A rationalist has to live without a conclusion. A rationalist has to live without a philosophy, without a religion.
T. Kovoor has made a religion out of his atheism. He is not a rationalist, because rationalism and atheism cannot go together. That’s why I say he must be suffering from senile dementia.
The second thing I would like to say is that he is senile and yet juvenile, too, because atheism is a phase of adolescence. Every intelligent person becomes atheistic at a certain age. Near about the fourteenth year, everybody becomes atheistic. That’s a natural part of growth because the child needs to say no. It is a psychological need. Up to the age of fourteen, the child has lived protected by the mother, the father, the family; now he wants to be himself.
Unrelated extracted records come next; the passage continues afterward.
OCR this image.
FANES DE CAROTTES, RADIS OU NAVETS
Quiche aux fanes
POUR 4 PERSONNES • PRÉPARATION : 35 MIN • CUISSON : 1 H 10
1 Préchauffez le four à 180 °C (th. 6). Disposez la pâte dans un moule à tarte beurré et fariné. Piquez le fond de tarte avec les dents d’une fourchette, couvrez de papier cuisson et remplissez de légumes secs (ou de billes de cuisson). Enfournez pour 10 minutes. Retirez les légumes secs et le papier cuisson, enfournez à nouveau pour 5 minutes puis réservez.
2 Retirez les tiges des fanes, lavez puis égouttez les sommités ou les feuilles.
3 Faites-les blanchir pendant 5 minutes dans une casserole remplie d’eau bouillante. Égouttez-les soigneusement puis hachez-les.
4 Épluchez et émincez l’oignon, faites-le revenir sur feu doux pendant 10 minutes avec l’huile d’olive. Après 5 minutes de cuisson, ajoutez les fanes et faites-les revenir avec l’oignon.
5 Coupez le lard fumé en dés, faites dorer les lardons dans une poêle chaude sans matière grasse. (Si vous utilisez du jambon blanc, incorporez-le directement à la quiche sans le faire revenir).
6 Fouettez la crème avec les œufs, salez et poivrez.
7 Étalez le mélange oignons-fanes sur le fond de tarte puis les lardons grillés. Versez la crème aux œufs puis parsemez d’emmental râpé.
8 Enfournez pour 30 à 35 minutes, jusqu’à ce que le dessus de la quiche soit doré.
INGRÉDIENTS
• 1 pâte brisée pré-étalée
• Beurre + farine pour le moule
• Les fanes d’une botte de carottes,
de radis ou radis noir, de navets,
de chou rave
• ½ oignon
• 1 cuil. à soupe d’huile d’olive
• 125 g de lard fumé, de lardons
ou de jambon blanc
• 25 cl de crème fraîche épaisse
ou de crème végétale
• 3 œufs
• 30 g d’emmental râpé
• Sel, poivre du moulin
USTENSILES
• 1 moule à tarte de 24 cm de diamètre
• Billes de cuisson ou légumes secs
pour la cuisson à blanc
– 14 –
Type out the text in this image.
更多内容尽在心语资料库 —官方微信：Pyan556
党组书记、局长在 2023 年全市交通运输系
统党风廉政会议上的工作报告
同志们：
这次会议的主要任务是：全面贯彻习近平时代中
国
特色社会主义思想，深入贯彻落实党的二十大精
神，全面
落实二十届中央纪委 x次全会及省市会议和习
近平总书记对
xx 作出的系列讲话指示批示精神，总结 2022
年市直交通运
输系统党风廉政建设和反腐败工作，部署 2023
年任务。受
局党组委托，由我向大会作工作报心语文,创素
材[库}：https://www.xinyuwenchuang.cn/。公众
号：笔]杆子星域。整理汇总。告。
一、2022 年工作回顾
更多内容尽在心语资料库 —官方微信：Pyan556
And he wants to say no because only by saying no can he feel himself to be free, can he have a sense of freedom. He starts saying no to everything. If the father says, “Don’t smoke!” he will smoke, because that is the only way – to deny the father is the only way to grow. If the mother says, “Don’t do this!” he has to do it; it is a must. If he does not do it he will never have any backbone. He will be impotent. He will not have any power. He will be unable to define himself, who he is. He has to say no.
And when you say no to your father, you say no to the ultimate father, naturally – it is a corollary. The child has to deny everything to get free. He has to kick at everything that his parents believe, that the society believes. This is natural and good.
If you have never been an atheist you will never really become a theist, because one who has not said no, how can he say yes? His yes will be impotent. Your yes is meaningful only when you have said no.
But it is a phase and, naturally, people grow out of it. Atheism is a phase. After atheism comes theism. Theism is also a phase. First you say no to feel yourself, then you become a hard ego. Then it hurts. Then you have to say yes to relax. First you say no to become an ego, strong enough to be on your own, then one day you feel that it is now hurting, it has become too hard. You have to drop it; you have to say yes. You become a theist.
But, to me, religion starts only when you have dropped both – no and yes both. Then you come to silence, you don’t say anything. A really religious person is not a theist. He has simply become silent. The no is gone, the yes is gone.